Ein solcher Eindruck des räumlichen Hörens kommt nicht zuletzt durch die hervorragende Klangqualität der Aufnahme zustande, die den Raumklang des Temple St. Jean in Mülhausen (im Elsass) bewusst mit einbezieht und somit ein harmonisches, rundes Klangbild schafft, das die Atmosphäre des Live-Musizierens wunderbar einfängt. Das Besondere an den Stücken Jean Japarts ist ihre gesteigerte instrumentale Virtuosität im Vergleich zu den vorangestellten Stücken anderer Komponisten, so dass beim Hören der CD der Eindruck entsteht, in letzteren würden die Außenwände des Klangraums skizziert, um im Folgenden von Japart mit musikalischen Ornamenten ausgefüllt zu werden. Les Flamboyants interpretieren jedes Stück als eine geschlossene Einheit und folgen somit korrekt den Eigenheiten der Renaissance-Musik: Dynamische Veränderungen spielen weniger eine Rolle, stattdessen wird durch den Einsatz historischer Instrumente und aufgrund der countertenoralen Einfärbung des Timbres Els Janssens-Vanmunsters in der Mittellage ein für Alte Musik charakteristischer, wunderschön sanfter, weicher Klang erzielt. Außerdem findet das Ensemble für jedes Stück ein ausgeklügeltes Tempo, das dem ruhigen, dabei aber stets vorwärts strebenden Fluss der Melodien freien Lauf lässt, wodurch ein reizvoller Eindruck hervorgerufen wird, der zugleich meditativ und belebend auf den Hörer einwirkt.
Gelungen ist auch die Aufmachung des Booklets, welches auf kompakte Art und Weise informativ und historisch korrekt gestaltet ist. Es enthält einen gut lesbaren Text von Michael Form mit Daten und Fakten zu Jean Japart und seinem Kompositionsstil, fotografische Momentaufnahmen der Ensemblemitglieder, die Texte der (französischsprachigen) Chansons mit deutscher Übersetzung und sogar eine Auflistung des Instrumentariums inklusive der Namen der Instrumentenbauer sowie der historischen Vorlagen für die Nachbauten.

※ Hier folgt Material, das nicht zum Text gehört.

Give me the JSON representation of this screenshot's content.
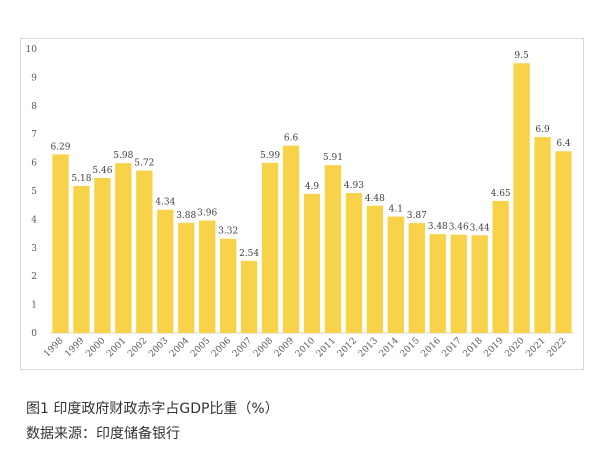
{
  "caption": {
    "figure_title": "图1  印度政府财政赤字占GDP比重（%）",
    "source": "数据来源：印度储备银行"
  },
  "colors": {
    "bar": "#F8D34A",
    "gridline": "#d9d9d9"
  },
  "chart_data": {
    "type": "bar",
    "title": "",
    "xlabel": "",
    "ylabel": "",
    "ylim": [
      0,
      10
    ],
    "yticks": [
      0,
      1,
      2,
      3,
      4,
      5,
      6,
      7,
      8,
      9,
      10
    ],
    "grid": false,
    "categories": [
      "1998",
      "1999",
      "2000",
      "2001",
      "2002",
      "2003",
      "2004",
      "2005",
      "2006",
      "2007",
      "2008",
      "2009",
      "2010",
      "2011",
      "2012",
      "2013",
      "2014",
      "2015",
      "2016",
      "2017",
      "2018",
      "2019",
      "2020",
      "2021",
      "2022"
    ],
    "values": [
      6.29,
      5.18,
      5.46,
      5.98,
      5.72,
      4.34,
      3.88,
      3.96,
      3.32,
      2.54,
      5.99,
      6.6,
      4.9,
      5.91,
      4.93,
      4.48,
      4.1,
      3.87,
      3.48,
      3.46,
      3.44,
      4.65,
      9.5,
      6.9,
      6.4
    ],
    "data_labels": [
      "6.29",
      "5.18",
      "5.46",
      "5.98",
      "5.72",
      "4.34",
      "3.88",
      "3.96",
      "3.32",
      "2.54",
      "5.99",
      "6.6",
      "4.9",
      "5.91",
      "4.93",
      "4.48",
      "4.1",
      "3.87",
      "3.48",
      "3.46",
      "3.44",
      "4.65",
      "9.5",
      "6.9",
      "6.4"
    ]
  }
}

Diese Aufnahme ist auf jeden Fall sehr hörenswert, ist aber nicht dazu geeignet, mal eben nebenbei konsumiert zu werden; sie entfaltet ihre ganz Wirkung erst, wenn man genau und konzentriert hinhört. Dann verspricht sie dem Hörer jedoch ein eindrückliches Hörerlebnis außerhalb des gewöhnlichen Erfahrungsbereichs. Das sorgfältig zusammengestellte Programm hat besonders für musikgeschichtlich interessierte Hörer viel zu bieten und es wurde seitens der Ausführenden mit feinsinnigem musikalischem Gespür ausgestaltet.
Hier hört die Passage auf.